The home in front of me –
more like a mansion – is as big as my entire four-story apartment
complex. I’ve never seen a home this large.
Am
I seriously going to live here?
Just thinking about my new home sends a
shudder down my spine.
I don’t want this.
I was perfectly happy in the small apartment that my mom and I shared.

“Do you like it?” Charlotte
asks me, hope filling her voice. She doesn’t wait for me to respond. “The
residents here take pride in their homes. I think you’ll love it here.”
Charlotte continues to talk about a rock pier and private beach where neighbors
gather for festivities.

I am barely listening as I
follow Charlotte up to the front doors of the Mediterranean home. I expected
something nice and luxurious, but not this.

Charlotte unlocks the large
double solid mahogany doors with hand crafted leaded glass. I regard the
elaborate shiny brass door handles. She pushes the doors out to give us space
to enter and I inhale sharply. A circular foyer greets me. In the center of the
room sits an elegantly sculptured round glass top table with a vase filled with
white, blue, and yellow fluffy flowers are its centerpiece. We walk straight
past the foyer and bright white room with light blue accents. It almost reminds
me of heaven.

“This is the great room,”
Charlotte says proudly. “Your grandmother likes to have her tea here in the
afternoon.” I hear Charlotte speak but I barely acknowledge her words. My eyes,
transfixed, catch sight of a large set of windows that overlooks the waters of
Tampa Bay. I’m drawn to them and the bits and pieces of memories my mom shared
with me surrounding Summer Estates.

I can hear
Charlotte tiptoe out of the room, as if she understands I need a moment.

Time passes as I
stare down at the water. I take in the Bay front before me as the moon towers
high over the water’s reflection. For a split second I forget why I am here in
the first place.

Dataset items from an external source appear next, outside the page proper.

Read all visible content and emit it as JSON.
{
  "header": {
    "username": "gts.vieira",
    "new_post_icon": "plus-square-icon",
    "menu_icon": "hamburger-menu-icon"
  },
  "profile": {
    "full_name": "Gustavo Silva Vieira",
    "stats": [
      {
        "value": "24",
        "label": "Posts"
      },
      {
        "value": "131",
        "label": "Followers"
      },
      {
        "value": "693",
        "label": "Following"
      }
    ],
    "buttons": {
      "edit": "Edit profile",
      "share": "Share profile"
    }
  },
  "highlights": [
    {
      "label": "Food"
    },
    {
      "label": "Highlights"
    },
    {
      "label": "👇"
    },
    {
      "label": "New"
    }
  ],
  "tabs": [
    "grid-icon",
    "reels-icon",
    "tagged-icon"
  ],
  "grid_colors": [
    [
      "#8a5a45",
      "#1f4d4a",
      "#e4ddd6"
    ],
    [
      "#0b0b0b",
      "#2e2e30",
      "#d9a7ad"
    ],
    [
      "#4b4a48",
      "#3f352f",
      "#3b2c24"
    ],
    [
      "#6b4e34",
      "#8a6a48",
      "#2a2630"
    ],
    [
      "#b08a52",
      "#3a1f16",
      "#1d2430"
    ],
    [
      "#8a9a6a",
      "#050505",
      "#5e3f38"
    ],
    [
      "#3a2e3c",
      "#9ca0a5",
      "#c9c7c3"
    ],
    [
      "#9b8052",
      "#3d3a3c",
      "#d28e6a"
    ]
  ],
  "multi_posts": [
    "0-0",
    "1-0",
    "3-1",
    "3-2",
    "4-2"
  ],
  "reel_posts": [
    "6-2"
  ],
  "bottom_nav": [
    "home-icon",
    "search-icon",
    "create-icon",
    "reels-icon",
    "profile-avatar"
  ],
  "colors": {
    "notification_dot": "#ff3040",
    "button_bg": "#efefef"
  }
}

Memories of my mom flood my mind as I stare out into the vast
empty space before me.

This is the
beach.
My heart catches in my throat
as I recall a story my mom had once told me about how she met my father Paul
and fell in love.

The last thing Grace remembered was waking up on the sand in
Apollo Beach, right in front of the
Summer
’s home when
she was 16 years old. There had been an accident, but Grace could never recall
what brought her to Rose’s home. Grace didn’t know where she came from or who
her parents were.

Rose insisted on caring for Grace, at least until they could
help her find where she came from. Rose’s son Paul, a boy Grace’s age, carried
her into their home. The mysteries surrounding Grace’s appearance on the beach
that day were never uncovered, and Grace became a permanent member of the
Summer
family home.

Grace had a crush on Paul from the moment she laid eyes on him
but Paul looked at Grace as just a strange girl who lived in his home. But the
more time he spent with her and got to know her, the more he began to look at
her differently.
They became friends first and then one day when they were taking a dip
in the Bay, Grace got caught in an undertow. Paul was right there to save her.
He pulled her out of the water and held her in his arms. And then he kissed
her.

In that
moment Grace and Paul fell in love. And as they continued to live under the
same roof they tried to keep it a secret from Rose and George, but it was no
secret. Once they graduated from high school and turned 18, Paul proposed to
Grace and they were married. They were married for just over one year before Grace
found out she was pregnant. That’s when the fighting began. And once Grace had
the baby, Paul disappeared. And a heartbroken Grace took her baby and moved to Spring
Lake to start a new life.

My mother never told me more than that, so I
always believed that she was too upset at my father’s disappearance to ever
want to talk about it. And though my mother did tell me about living at Summer
Estates with my grandmother, she conveniently left out the mansion part.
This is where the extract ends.